Persistent or recurring losses within a controlled group sit at the intersection of the arm’s length standard and the fundamental question of how economic risk is allocated among related parties. In transfer pricing, the central legal issue is whether a tested party that bears limited functional risk — a contract manufacturer, a limited-risk distributor, or a service provider designated as a principal’s agent — can legitimately report losses that would not be sustained by a comparably positioned independent enterprise. The arm’s length standard, codified in Article 9 of the OECD Model Tax Convention and implemented through domestic provisions such as Section 13-1 of Norway’s Taxation Act or Section 98 of Zimbabwe’s Income Tax Act, requires that conditions between associated enterprises reflect those that unrelated parties would have agreed under comparable circumstances.

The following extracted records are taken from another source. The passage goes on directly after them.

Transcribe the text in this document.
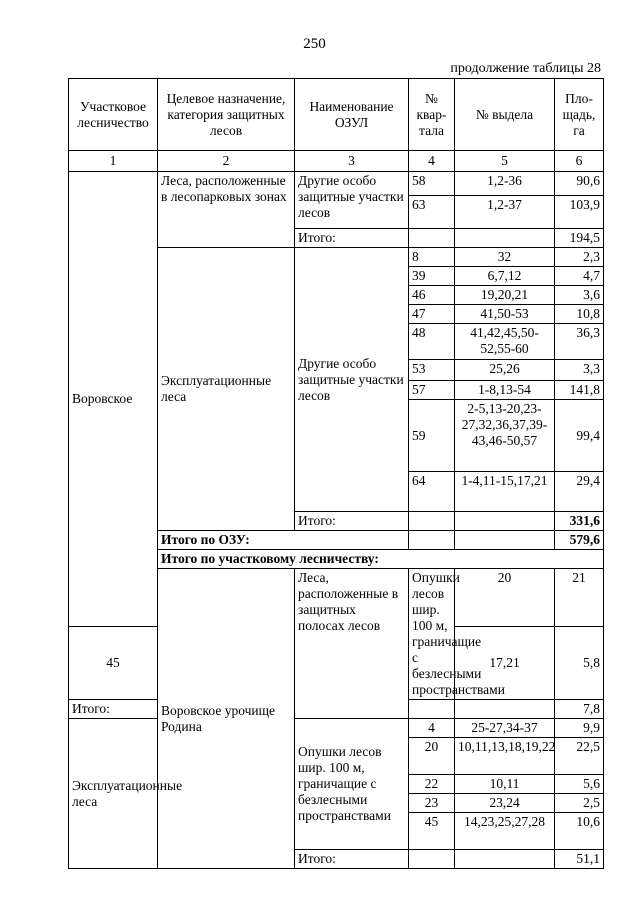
250
продолжение таблицы 28
Участковое лесничество	Целевое назначение, категория защитных лесов	Наименование ОЗУЛ	№ квар-тала	№ выдела	Пло-щадь, га	
1	2	3	4	5	6	
Воровское	Леса, расположенные в лесопарковых зонах	Другие особо защитные участки лесов	58	1,2-36	90,6	
			63	1,2-37	103,9	
		Итого:			194,5	
	Эксплуатационные леса	Другие особо защитные участки лесов	8	32	2,3	
			39	6,7,12	4,7	
			46	19,20,21	3,6	
			47	41,50-53	10,8	
			48	41,42,45,50-52,55-60	36,3	
			53	25,26	3,3	
			57	1-8,13-54	141,8	
			59	2-5,13-20,23-27,32,36,37,39-43,46-50,57	99,4	
			64	1-4,11-15,17,21	29,4	
		Итого:			331,6	
	Итого по ОЗУ:				579,6	
	Итого по участковому лесничеству:	
	Воровское урочище Родина	Леса, расположенные в защитных полосах лесов	Опушки лесов шир. 100 м, граничащие с безлесными пространствами	20	21	
45				17,21	5,8	
Итого:					7,8	
Эксплуатационные леса		Опушки лесов шир. 100 м, граничащие с безлесными пространствами	4	25-27,34-37	9,9	
			20	10,11,13,18,19,22	22,5	
			22	10,11	5,6	
			23	23,24	2,5	
			45	14,23,25,27,28	10,6	
		Итого:			51,1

Disputes arise when a controlled entity reports losses — sometimes for multiple consecutive years — while the multinational group as a whole remains profitable. Tax authorities typically challenge this by arguing that the contractual risk allocation is either inconsistent with the entity’s actual conduct or that intercompany charges — management fees, royalties, or service fees — have been set at levels that effectively strip taxable profit from the local entity. In Aisan Industry Czech, the authority successfully challenged losses in a contract manufacturer classified as limited-risk, while in Eli Lilly ČR and DHL Norway the courts found that the functional profile and contractual arrangements genuinely supported the reported results. The SKF France litigation illustrates that sustained losses since 2005 prompted reassessment of whether the arm’s length principle had been respected across multiple years.

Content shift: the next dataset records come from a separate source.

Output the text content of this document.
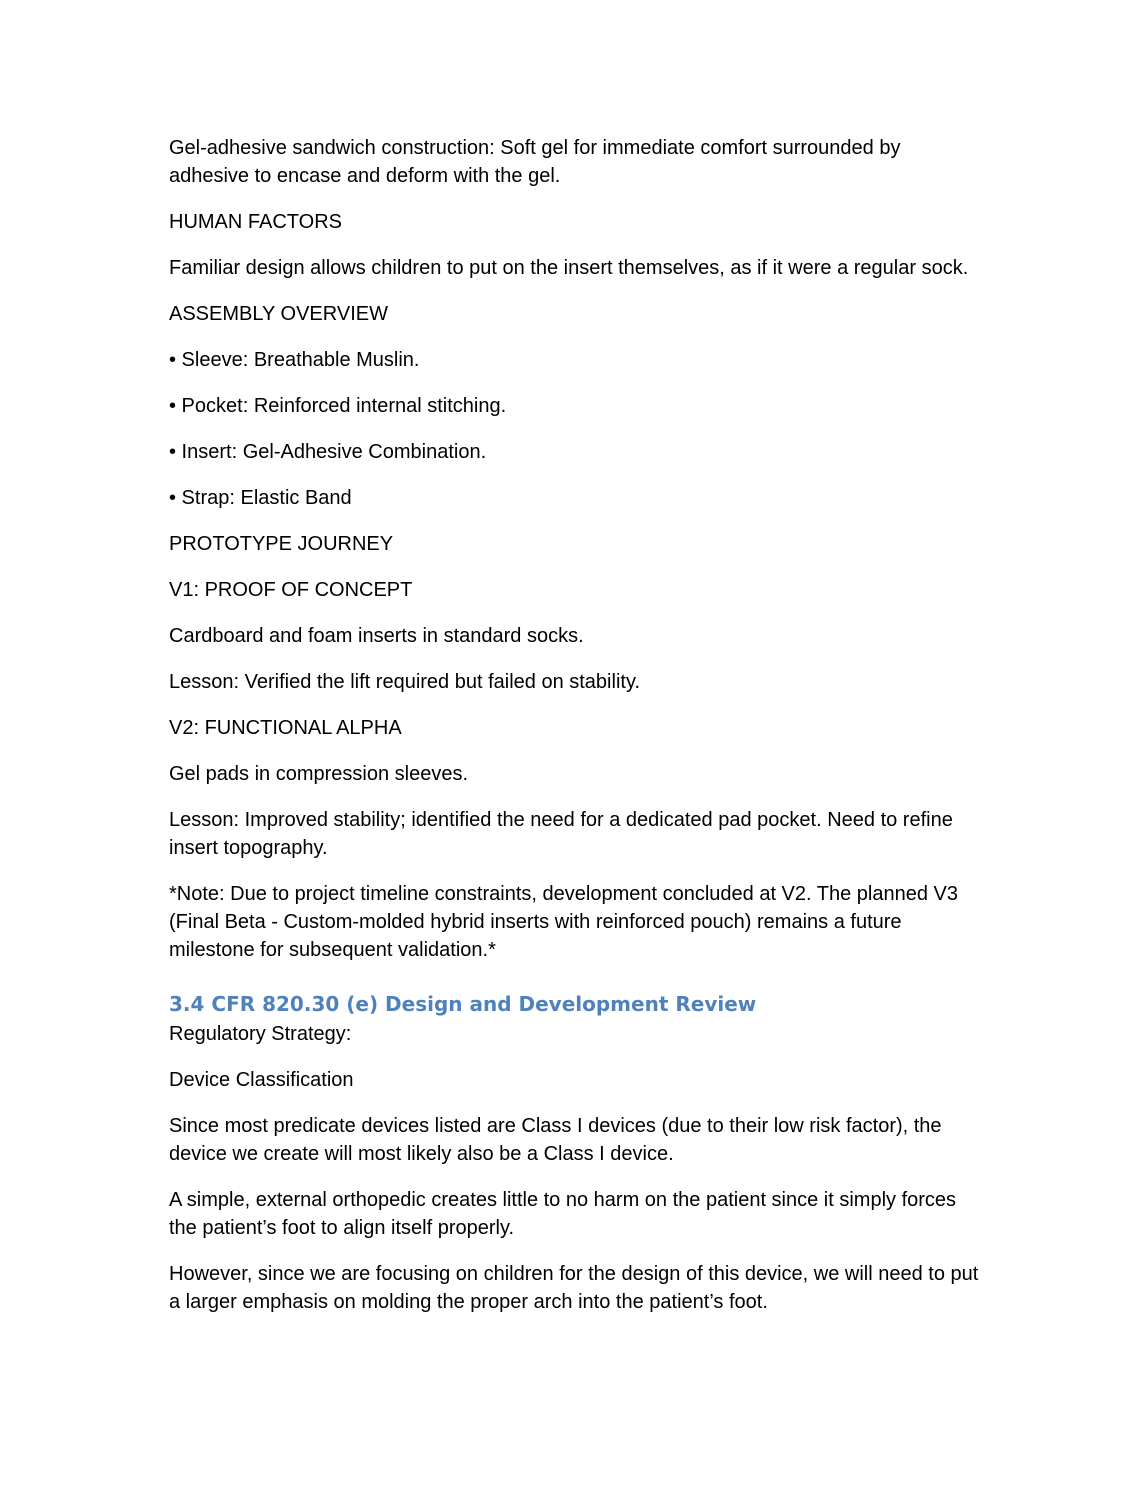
Gel-adhesive sandwich construction: Soft gel for immediate comfort surrounded by adhesive to encase and deform with the gel.

HUMAN FACTORS

Familiar design allows children to put on the insert themselves, as if it were a regular sock.

ASSEMBLY OVERVIEW

• Sleeve: Breathable Muslin.

• Pocket: Reinforced internal stitching.

• Insert: Gel-Adhesive Combination.

• Strap: Elastic Band

PROTOTYPE JOURNEY

V1: PROOF OF CONCEPT

Cardboard and foam inserts in standard socks.

Lesson: Verified the lift required but failed on stability.

V2: FUNCTIONAL ALPHA

Gel pads in compression sleeves.

Lesson: Improved stability; identified the need for a dedicated pad pocket. Need to refine insert topography.

*Note: Due to project timeline constraints, development concluded at V2. The planned V3 (Final Beta - Custom-molded hybrid inserts with reinforced pouch) remains a future milestone for subsequent validation.*

3.4 CFR 820.30 (e) Design and Development Review

Regulatory Strategy:

Device Classification

Since most predicate devices listed are Class I devices (due to their low risk factor), the device we create will most likely also be a Class I device.

A simple, external orthopedic creates little to no harm on the patient since it simply forces the patient’s foot to align itself properly.

However, since we are focusing on children for the design of this device, we will need to put a larger emphasis on molding the proper arch into the patient’s foot.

The OECD Transfer Pricing Guidelines address this directly in Chapter I, particularly paragraphs 1.57–1.58 on loss-making comparables, and in Chapter II on transactional net margin methodology, which is frequently applied to test the profitability of limited-function entities. Chapter VI guidance on intangibles and Chapter IX on business restructurings are also relevant where losses follow a reorganisation. Paragraphs 3.18–3.19 address the use of multiple-year data, which is important when assessing whether losses are transitory or structural.
Courts examine whether the contractual allocation of risk is backed by genuine financial capacity and actual decision-making authority, consistent with the guidance in Chapter I paragraphs 1.60–1.106 on delineating transactions. The choice of comparables, the adjustments made to eliminate differences in cost structure or extraordinary items, and whether a tested party’s losses fall outside the interquartile range of independent comparables are determinative factual questions.
Practitioners researching this category will find that loss cases test the coherence of a group’s entire transfer pricing model, making contemporaneous documentation of risk assumption and functional analysis essential to a sustainable position.